Pakistan’s Interior Minister Mohsin Naqvi told reporters the suicide bombing attack happened at 12.39 pm local time. The bomber tried to enter the court building on foot, but detonated the device outside, close to a police vehicle, after waiting there for 10 to 15 minutes, Naqvi told reporters.

The blast in Islamabad comes just hours after Pakistani security forces foiled an attempt by armed men to take cadets hostage at an army-run college overnight. The overnight attack on the army-run college began on Monday evening, when a bomber tried to storm the cadet college in Wana, a city in Khyber Pakhtunkhwa province near the Afghan border.

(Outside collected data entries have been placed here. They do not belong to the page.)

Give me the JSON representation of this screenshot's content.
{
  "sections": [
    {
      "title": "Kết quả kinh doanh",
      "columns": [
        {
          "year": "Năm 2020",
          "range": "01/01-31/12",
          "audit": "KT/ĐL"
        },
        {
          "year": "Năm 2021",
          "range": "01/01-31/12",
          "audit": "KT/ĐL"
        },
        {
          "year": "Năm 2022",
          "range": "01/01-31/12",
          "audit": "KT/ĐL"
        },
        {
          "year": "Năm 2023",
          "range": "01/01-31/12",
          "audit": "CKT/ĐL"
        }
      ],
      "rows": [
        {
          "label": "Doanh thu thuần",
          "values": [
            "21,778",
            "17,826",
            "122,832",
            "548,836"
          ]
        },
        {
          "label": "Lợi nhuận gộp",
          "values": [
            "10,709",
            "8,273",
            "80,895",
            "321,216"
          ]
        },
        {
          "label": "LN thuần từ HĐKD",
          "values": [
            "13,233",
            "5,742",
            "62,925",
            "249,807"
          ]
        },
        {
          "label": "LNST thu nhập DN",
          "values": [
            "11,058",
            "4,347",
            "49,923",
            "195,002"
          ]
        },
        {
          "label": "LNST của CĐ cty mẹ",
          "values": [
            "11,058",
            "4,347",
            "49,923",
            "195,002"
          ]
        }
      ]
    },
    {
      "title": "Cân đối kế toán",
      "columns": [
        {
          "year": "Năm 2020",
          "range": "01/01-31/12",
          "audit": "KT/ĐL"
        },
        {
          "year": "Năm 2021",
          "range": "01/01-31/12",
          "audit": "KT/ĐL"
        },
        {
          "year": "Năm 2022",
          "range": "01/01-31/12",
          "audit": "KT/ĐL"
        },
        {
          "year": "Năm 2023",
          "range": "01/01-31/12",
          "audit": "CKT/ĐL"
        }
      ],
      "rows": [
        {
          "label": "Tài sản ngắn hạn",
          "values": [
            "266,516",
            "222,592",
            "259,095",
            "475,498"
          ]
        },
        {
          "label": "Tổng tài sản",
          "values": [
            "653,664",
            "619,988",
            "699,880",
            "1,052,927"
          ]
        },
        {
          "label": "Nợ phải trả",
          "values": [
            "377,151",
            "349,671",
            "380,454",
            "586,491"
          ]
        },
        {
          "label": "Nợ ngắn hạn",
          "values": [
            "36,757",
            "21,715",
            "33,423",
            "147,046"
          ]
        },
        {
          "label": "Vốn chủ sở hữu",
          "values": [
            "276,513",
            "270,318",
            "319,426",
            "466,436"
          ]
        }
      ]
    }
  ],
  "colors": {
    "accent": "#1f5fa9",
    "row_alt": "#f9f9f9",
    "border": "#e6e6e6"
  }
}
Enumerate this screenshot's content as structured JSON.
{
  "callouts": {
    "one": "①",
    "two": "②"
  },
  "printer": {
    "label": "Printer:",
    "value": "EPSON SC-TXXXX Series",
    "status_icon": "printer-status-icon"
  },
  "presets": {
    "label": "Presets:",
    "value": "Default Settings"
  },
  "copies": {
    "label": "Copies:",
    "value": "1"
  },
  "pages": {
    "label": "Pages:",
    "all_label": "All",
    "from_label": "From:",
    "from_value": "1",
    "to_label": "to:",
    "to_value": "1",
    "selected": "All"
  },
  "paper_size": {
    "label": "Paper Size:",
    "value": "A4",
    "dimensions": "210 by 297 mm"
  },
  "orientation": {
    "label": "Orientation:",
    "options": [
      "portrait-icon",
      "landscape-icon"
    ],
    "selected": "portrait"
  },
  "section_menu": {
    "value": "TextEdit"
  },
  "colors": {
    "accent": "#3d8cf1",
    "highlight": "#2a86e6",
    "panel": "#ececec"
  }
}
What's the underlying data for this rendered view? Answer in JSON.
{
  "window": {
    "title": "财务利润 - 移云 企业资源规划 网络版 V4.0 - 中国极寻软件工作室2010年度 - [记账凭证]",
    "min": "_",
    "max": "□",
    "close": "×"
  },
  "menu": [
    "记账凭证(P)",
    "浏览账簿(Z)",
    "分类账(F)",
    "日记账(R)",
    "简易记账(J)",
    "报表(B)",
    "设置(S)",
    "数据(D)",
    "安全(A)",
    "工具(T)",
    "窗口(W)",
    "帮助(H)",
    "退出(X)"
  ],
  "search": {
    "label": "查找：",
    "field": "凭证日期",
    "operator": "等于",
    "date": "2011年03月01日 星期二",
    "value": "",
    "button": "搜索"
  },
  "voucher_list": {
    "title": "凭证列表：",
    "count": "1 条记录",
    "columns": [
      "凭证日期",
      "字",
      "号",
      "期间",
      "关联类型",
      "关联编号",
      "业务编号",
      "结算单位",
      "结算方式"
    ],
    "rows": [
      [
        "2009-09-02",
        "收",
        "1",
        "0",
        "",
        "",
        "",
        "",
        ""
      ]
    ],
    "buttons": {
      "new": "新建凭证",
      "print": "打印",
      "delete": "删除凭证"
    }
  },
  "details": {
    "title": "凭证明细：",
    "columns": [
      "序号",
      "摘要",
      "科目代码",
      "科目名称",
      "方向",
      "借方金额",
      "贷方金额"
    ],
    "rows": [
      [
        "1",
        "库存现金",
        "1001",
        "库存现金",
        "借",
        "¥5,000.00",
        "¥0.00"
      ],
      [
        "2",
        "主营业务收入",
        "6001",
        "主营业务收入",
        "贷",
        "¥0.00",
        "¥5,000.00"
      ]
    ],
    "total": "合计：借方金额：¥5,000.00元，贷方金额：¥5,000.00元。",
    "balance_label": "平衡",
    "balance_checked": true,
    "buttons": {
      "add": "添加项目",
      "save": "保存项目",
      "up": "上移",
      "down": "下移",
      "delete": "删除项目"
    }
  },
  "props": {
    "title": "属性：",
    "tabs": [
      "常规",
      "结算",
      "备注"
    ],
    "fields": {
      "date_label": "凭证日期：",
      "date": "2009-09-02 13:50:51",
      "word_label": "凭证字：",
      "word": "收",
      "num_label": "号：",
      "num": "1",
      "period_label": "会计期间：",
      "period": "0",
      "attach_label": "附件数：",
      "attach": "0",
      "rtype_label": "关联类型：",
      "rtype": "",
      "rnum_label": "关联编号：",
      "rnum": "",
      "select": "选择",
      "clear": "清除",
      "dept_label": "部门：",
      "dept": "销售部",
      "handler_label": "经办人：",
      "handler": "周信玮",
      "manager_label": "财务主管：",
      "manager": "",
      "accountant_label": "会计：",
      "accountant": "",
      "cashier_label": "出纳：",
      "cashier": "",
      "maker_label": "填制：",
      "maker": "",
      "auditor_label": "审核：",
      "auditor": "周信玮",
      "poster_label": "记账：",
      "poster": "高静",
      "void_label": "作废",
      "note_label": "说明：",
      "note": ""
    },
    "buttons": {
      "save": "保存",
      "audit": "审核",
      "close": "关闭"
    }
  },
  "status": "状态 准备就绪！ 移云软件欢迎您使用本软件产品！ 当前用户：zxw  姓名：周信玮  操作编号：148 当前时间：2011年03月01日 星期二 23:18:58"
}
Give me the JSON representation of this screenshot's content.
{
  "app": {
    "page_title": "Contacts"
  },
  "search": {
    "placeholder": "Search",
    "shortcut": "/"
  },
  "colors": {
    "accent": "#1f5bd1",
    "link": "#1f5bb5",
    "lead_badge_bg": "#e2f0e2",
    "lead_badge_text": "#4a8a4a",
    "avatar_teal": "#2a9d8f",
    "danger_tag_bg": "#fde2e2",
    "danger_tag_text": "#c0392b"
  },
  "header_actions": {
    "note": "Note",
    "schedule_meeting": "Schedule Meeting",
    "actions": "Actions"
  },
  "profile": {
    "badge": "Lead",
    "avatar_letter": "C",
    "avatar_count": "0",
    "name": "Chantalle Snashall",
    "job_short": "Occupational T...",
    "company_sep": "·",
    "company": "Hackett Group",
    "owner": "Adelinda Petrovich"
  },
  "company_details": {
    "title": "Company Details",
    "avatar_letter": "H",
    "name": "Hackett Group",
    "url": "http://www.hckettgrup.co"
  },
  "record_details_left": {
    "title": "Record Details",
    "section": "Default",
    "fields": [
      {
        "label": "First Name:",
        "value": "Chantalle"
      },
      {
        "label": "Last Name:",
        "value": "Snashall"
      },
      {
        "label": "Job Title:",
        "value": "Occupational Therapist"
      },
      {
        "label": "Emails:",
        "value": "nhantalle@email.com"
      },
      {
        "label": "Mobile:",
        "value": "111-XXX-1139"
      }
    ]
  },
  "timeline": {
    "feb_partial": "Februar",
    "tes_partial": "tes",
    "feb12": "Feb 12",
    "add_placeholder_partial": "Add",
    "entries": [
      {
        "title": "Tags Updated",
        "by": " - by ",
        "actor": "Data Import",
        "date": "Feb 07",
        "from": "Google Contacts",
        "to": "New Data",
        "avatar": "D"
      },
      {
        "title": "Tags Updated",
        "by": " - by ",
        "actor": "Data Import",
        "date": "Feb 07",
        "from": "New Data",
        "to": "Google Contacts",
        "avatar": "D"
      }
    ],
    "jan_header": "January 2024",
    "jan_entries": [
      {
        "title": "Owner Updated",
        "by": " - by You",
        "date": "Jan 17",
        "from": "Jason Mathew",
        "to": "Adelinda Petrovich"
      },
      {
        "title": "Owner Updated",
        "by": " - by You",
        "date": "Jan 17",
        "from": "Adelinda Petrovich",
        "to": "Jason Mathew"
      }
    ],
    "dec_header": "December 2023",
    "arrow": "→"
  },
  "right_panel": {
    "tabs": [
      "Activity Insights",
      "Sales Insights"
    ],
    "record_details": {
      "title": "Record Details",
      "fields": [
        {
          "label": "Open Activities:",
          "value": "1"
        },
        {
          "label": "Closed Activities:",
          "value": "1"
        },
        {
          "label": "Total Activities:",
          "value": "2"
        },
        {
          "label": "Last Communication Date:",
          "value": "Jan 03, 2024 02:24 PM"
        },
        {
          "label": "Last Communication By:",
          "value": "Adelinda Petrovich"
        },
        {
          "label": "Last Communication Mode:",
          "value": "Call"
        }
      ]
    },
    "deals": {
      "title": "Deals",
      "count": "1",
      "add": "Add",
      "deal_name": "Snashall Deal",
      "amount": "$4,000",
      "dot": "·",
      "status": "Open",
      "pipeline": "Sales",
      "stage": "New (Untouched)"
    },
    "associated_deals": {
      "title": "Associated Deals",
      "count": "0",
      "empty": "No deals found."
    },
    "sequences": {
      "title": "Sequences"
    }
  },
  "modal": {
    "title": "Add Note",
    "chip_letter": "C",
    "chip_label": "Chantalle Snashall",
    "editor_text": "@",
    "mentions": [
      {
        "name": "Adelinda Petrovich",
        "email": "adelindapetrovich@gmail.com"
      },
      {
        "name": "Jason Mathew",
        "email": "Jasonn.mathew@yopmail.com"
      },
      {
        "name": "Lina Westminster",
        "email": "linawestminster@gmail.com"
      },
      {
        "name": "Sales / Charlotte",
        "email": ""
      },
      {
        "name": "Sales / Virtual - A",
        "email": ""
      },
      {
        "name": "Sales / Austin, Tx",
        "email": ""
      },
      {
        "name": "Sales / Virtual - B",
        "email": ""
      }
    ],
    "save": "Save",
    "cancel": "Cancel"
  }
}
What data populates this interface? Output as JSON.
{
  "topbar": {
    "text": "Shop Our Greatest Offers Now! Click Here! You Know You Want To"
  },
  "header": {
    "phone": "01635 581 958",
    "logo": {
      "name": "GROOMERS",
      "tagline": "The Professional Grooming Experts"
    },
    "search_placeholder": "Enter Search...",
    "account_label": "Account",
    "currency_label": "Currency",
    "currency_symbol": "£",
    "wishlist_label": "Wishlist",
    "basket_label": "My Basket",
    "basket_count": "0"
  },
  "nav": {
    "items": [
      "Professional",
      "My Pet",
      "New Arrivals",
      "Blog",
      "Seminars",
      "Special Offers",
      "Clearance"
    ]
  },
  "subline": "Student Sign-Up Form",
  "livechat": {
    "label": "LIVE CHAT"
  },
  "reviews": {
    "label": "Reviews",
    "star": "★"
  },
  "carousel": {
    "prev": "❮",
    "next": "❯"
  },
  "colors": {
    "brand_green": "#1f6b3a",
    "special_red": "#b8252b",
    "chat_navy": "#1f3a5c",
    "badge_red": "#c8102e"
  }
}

Tension between Pakistan and Afghanistan

Pakistan has faced a surge in Islamist violence since the Afghan Taliban swept Kabul in 2021. Islamabad has long accused Kabul of harboring the Pakistani Taliban militant group (known as the TTP), which its Afghan namesake denies. Clashes between the Pakistani and Afghan militaries in October saw the worst violence between the two countries in years.

Pakistan’s Defense Minister Khawaja Asif stated on X that Pakistan is in a “state of war” and that this attack should be taken as a “wake-up call” with regards to negotiations with neighbouring country Afghanistan.